Over the last 10 years (less one quarter), total labour productivity growth has been 6 per cent.    Over the last five years, New Zealand’s total productivity growth has been 1 per cent (ie about 0.2 per cent per annum).   It is a little better than the previous iteration of data has suggested, but……it isn’t much to boast about.

Using the same average measure, I calculated the average annual rate of productivity growth for a few historical periods:

  • Under the National-led governments in the 1990s,  average annual productivity growth was 1.2 per cent (quite dismal enough, given how far behind we had slipped),
  • Under the Labour-led governments of 1999 to 2008, average annual productivity growth was 1.0 per cent,
  • Under the National-led governments of 2008 to 2017, average annual productivity growth was 0.8 per cent, and
  • (as already noted), over the last five years, average annual productivity growth was 0.2 per cent per annum.

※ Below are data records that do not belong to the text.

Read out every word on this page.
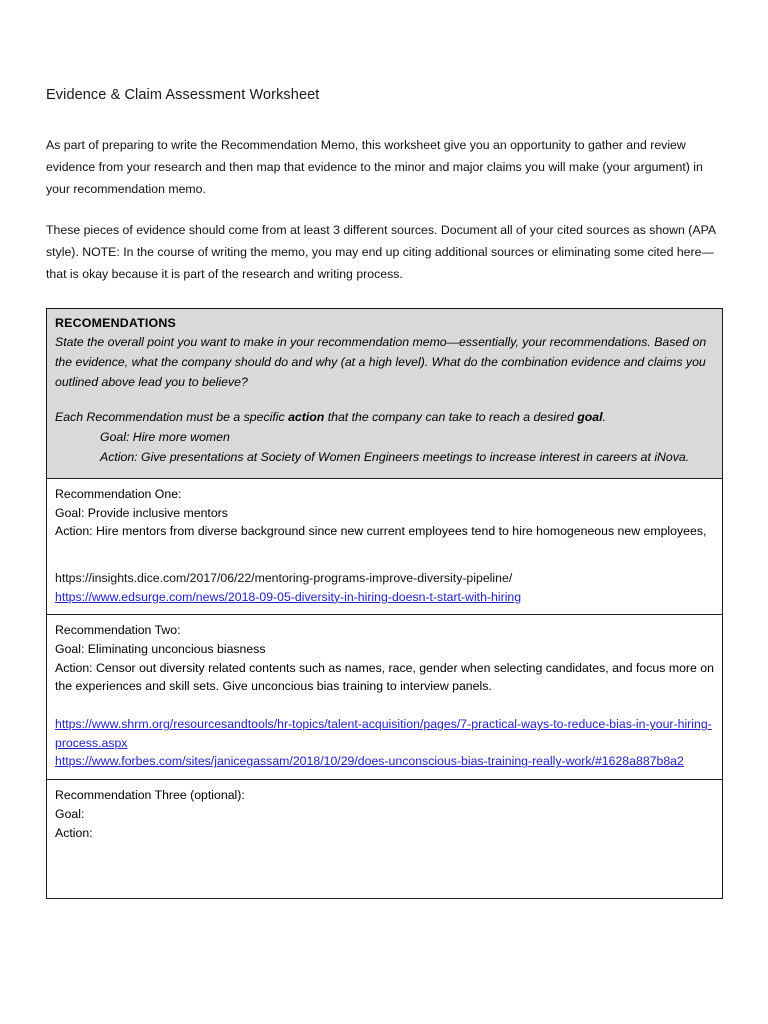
Evidence & Claim Assessment Worksheet

As part of preparing to write the Recommendation Memo, this worksheet give you an opportunity to gather and review evidence from your research and then map that evidence to the minor and major claims you will make (your argument) in your recommendation memo.

These pieces of evidence should come from at least 3 different sources. Document all of your cited sources as shown (APA style). NOTE: In the course of writing the memo, you may end up citing additional sources or eliminating some cited here—that is okay because it is part of the research and writing process.

RECOMENDATIONS
State the overall point you want to make in your recommendation memo—essentially, your recommendations. Based on the evidence, what the company should do and why (at a high level). What do the combination evidence and claims you outlined above lead you to believe?
Each Recommendation must be a specific action that the company can take to reach a desired goal.
Goal: Hire more women
Action: Give presentations at Society of Women Engineers meetings to increase interest in careers at iNova.
Recommendation One:
Goal: Provide inclusive mentors
Action: Hire mentors from diverse background since new current employees tend to hire homogeneous new employees,
https://insights.dice.com/2017/06/22/mentoring-programs-improve-diversity-pipeline/
https://www.edsurge.com/news/2018-09-05-diversity-in-hiring-doesn-t-start-with-hiring
Recommendation Two:
Goal: Eliminating unconcious biasness
Action: Censor out diversity related contents such as names, race, gender when selecting candidates, and focus more on the experiences and skill sets. Give unconcious bias training to interview panels.
https://www.shrm.org/resourcesandtools/hr-topics/talent-acquisition/pages/7-practical-ways-to-reduce-bias-in-your-hiring-process.aspx
https://www.forbes.com/sites/janicegassam/2018/10/29/does-unconscious-bias-training-really-work/#1628a887b8a2
Recommendation Three (optional):
Goal:
Action:
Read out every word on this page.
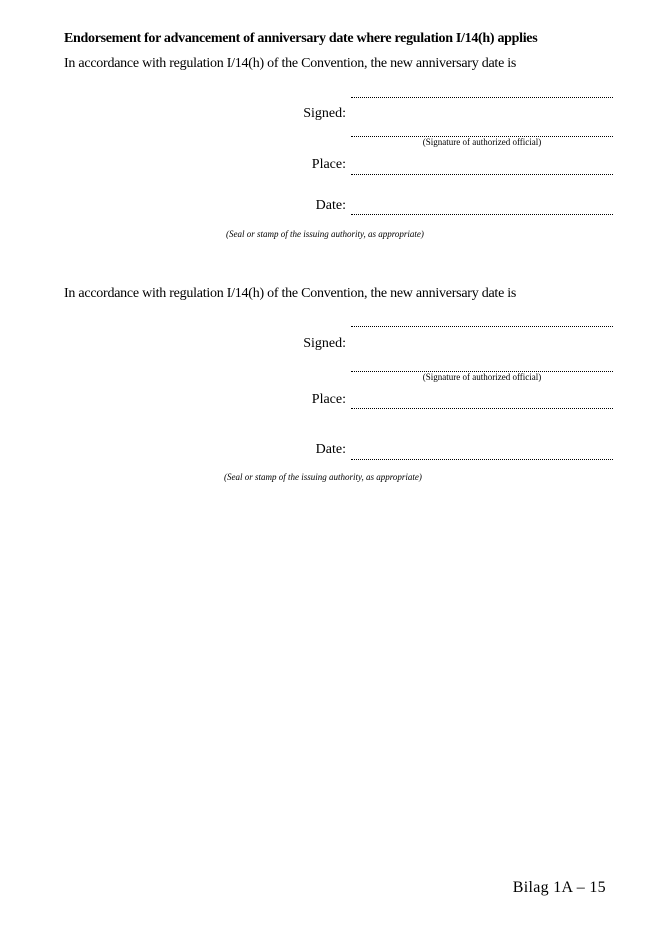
Endorsement for advancement of anniversary date where regulation I/14(h) applies
In accordance with regulation I/14(h) of the Convention, the new anniversary date is
Signed:
(Signature of authorized official)
Place:
Date:
(Seal or stamp of the issuing authority, as appropriate)
In accordance with regulation I/14(h) of the Convention, the new anniversary date is
Signed:
(Signature of authorized official)
Place:
Date:
(Seal or stamp of the issuing authority, as appropriate)
Bilag 1A – 15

And here is the comparison with Australia, on the newly-updated New Zealand data.

AUs and NZ reaL gdp PHW

Australia’s numbers seems to have been flat for the last couple of years, but even over that short period we’ve done a bit worse than they have.

If these results are what Steven Joyce had in mind in talking of a “very strong economy driven by the strong economic plan” one can only really shake one’s head in despair.   If there was a plan to lift overall productivity performance, it clearly didn’t work.  Economic policy was simply misguided, and seems to have paid no attention to the severe limitations of our location.   Perhaps more depressing –  given that Joyce and his colleagues are in Opposition –  is that there is little sign that the new government has any more convincing a strategy  (and where is the deeply-grounded persuasive advice of MBIE and Treasury?).   One hopes –  but is that just against hope –  that they care.

On more mundane matters, I had cause to wonder about even the cyclical strength of demand when, over the holidays, one evening my wife and I walked from Epsom to Parnell and back, and were staggered by just how many empty shops there were in both Newmarket and Parnell.    Any reader insights into just what is going on (or not) in those up-market shopping districts would be of interest.